Das erste Jahr ohne Energie aus Atomkraftwerken hat nicht zu einem Anstieg der CO2-Emissionen geführt. Der Rückgang bei Braun- und Steinkohle hat das Plus bei Gas überkompensiert.
Zwar nicht rein, aber immer sauberer: Die Stromerzeugung in Deutschland hat 2024 zu noch einmal weniger Ausstoß von schädlichem CO2 geführt. Das besagt eine Auswertung des Fraunhofer-Instituts für Solare Energiesysteme (Fraunhofer ISE) vom 2. Januar.
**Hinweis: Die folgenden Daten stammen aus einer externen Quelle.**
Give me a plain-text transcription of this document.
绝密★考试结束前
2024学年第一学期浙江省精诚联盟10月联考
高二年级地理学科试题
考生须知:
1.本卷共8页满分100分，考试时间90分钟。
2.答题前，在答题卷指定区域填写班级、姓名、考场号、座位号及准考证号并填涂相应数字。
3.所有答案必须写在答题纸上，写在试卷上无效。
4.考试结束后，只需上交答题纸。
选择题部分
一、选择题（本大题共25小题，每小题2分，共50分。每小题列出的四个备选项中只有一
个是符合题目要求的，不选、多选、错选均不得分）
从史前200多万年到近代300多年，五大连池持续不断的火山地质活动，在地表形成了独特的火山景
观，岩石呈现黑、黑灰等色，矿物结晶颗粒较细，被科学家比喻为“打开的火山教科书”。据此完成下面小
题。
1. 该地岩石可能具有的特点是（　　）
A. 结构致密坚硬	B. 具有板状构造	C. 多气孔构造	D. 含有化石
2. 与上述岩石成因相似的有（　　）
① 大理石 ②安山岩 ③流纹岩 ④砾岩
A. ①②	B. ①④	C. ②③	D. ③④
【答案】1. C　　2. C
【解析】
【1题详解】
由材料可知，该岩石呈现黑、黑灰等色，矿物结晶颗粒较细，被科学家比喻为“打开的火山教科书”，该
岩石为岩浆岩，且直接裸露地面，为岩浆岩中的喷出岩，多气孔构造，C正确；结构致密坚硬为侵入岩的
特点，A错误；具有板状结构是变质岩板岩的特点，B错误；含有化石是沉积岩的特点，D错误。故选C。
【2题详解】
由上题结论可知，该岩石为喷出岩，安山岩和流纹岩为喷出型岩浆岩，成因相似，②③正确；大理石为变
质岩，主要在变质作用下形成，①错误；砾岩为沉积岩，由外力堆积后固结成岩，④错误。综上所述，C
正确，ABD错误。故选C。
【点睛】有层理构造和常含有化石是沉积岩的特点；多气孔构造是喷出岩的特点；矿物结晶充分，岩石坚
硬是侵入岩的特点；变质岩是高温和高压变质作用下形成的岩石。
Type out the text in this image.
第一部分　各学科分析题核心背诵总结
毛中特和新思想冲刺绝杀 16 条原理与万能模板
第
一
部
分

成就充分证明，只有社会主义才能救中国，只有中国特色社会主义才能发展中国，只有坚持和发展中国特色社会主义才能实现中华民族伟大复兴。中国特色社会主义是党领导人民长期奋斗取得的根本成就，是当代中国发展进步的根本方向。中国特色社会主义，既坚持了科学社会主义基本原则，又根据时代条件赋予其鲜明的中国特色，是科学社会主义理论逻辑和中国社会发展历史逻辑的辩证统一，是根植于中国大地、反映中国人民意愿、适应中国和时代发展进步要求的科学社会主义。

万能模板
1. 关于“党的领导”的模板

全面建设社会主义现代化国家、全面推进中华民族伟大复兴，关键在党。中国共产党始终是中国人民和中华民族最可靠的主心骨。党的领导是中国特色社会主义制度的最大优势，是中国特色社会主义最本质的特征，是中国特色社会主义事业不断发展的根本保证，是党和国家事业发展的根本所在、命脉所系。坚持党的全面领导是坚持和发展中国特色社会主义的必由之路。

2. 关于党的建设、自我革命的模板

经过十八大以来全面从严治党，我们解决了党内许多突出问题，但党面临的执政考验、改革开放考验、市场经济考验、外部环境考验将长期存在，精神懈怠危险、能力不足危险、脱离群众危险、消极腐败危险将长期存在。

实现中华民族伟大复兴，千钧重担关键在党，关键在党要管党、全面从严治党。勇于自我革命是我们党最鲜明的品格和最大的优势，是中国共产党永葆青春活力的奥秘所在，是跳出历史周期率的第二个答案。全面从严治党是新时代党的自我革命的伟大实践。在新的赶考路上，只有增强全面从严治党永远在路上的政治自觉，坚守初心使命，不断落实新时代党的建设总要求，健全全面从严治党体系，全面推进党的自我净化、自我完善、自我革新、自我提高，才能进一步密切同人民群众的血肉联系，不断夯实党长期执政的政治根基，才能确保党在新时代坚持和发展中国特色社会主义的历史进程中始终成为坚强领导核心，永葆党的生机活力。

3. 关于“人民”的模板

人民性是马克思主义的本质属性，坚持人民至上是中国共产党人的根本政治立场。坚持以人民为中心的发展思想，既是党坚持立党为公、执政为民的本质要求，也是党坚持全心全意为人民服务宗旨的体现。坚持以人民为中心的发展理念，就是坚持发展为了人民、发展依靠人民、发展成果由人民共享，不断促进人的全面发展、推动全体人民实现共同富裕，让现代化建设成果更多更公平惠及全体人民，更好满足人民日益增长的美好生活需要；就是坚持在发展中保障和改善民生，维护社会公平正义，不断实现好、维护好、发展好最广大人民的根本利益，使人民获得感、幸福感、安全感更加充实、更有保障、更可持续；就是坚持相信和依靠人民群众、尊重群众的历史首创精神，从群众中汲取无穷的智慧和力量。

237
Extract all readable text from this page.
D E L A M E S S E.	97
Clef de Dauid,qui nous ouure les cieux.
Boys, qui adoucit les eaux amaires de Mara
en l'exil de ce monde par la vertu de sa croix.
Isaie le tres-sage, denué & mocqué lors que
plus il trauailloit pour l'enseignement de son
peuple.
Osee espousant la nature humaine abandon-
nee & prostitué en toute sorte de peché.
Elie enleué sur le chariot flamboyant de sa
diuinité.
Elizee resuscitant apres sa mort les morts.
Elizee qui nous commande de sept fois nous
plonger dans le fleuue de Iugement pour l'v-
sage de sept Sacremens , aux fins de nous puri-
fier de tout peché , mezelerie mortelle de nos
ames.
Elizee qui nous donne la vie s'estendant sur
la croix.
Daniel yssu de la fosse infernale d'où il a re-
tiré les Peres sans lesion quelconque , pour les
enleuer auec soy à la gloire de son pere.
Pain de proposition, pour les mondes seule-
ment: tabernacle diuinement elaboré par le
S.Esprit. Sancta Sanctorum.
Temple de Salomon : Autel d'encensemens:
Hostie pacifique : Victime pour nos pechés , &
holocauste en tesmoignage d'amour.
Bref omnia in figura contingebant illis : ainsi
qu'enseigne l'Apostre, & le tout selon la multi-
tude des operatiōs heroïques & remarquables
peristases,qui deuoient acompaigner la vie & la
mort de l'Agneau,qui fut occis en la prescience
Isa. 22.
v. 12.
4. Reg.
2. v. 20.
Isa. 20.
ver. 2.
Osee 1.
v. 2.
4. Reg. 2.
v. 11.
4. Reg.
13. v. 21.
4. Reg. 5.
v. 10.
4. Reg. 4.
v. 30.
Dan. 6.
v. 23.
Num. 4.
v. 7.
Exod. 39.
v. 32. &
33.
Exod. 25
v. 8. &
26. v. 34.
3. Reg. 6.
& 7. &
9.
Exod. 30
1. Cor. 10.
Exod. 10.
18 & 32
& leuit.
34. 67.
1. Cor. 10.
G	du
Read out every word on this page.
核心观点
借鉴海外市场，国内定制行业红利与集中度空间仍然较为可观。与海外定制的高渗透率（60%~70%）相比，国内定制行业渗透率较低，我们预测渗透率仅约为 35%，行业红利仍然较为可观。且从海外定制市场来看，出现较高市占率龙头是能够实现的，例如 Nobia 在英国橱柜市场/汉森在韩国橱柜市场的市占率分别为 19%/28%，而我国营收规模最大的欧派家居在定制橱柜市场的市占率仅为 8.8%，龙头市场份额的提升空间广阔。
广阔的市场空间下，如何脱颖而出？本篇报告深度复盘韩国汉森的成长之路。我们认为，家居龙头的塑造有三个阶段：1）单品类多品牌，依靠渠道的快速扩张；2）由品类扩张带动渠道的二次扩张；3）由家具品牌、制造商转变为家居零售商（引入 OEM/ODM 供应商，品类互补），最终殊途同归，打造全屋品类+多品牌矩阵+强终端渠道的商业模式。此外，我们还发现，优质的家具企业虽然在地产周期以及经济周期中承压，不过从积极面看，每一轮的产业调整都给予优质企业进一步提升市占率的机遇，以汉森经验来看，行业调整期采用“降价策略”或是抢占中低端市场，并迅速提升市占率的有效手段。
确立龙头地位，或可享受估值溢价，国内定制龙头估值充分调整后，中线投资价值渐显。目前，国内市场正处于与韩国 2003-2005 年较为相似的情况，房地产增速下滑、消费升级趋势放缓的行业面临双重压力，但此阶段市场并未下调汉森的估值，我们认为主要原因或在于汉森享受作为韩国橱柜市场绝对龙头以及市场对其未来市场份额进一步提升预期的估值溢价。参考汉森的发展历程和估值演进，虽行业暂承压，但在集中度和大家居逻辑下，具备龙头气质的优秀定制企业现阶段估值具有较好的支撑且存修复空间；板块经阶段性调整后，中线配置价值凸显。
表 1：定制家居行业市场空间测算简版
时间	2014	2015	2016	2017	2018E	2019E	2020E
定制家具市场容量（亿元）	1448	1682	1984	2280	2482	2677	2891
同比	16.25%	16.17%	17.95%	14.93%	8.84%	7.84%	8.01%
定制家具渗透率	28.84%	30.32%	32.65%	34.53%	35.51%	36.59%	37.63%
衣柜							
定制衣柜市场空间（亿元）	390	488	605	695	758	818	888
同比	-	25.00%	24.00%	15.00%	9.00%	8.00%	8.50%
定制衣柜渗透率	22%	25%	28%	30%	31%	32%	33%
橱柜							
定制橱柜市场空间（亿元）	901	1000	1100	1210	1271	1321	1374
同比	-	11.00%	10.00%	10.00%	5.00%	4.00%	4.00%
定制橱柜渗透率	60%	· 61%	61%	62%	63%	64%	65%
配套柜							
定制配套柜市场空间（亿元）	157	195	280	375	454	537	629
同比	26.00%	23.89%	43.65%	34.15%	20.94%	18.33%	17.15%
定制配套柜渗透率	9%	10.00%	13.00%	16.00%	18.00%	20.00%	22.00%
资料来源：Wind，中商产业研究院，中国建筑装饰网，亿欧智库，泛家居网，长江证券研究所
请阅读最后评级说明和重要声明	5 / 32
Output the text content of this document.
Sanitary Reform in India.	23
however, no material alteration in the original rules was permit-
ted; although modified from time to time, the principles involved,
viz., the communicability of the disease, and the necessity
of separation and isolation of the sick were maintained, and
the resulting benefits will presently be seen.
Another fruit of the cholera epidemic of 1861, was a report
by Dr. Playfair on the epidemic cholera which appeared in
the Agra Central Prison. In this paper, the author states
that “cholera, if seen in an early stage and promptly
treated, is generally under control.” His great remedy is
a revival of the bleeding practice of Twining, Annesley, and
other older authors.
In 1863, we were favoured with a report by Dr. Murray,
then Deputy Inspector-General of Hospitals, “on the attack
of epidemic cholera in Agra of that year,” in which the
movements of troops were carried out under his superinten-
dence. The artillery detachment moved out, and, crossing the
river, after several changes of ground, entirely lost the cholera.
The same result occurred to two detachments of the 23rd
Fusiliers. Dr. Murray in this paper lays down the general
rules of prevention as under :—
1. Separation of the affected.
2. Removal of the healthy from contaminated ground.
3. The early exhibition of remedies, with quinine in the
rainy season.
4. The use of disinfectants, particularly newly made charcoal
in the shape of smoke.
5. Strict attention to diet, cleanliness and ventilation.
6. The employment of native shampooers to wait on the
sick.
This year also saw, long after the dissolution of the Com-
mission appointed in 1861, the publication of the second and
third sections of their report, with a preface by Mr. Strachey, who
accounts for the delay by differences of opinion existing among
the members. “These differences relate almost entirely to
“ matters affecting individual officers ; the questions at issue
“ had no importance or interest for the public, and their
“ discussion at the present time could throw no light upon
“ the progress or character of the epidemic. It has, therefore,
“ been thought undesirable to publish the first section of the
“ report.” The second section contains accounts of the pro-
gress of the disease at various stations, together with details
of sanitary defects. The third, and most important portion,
Es geht um die Nettoerzeugung, die den Eigenverbrauch von Kraftwerken herausrechnet.

Die öffentliche Stromerzeugung erfolgte demnach zu 62,7 Prozent aus erneuerbaren Erzeugungsanlagen. Das Fraunhofer ISE spricht von einem „Rekordanteil“. Die Menge an Ökostrom erreichte dabei den Wert von 275,2 Milliarden kWh Strom. Das ist 4,4 Prozent mehr als 2023 (267 Milliarden kWh).

Der Strommix, der letztlich der Zusammensetzung der in den Haushalten ankommenden Energie entspricht, sieht die Erneuerbaren insgesamt etwas niedriger. Dann sind es effektiv 56 Prozent und damit 0,7 Punkte mehr als im Jahr zuvor.

Dies liegt daran, dass die Last im Netz (Gesamt: 462 Milliarden kWh gegenüber 458 Milliarden kWh 2023) den Eigenverbrauch von Kraftwerken nicht mitzählt. Dieser lag zum Beispiel bei Solaranlagen immerhin bei 12,4 Milliarden kWh, auch hier ist 2024 ein Anstieg zu verzeichnen. Auch bezieht die Last den Pumpstromverbrauch nicht mit ein, allerdings immer auch die Netzverluste.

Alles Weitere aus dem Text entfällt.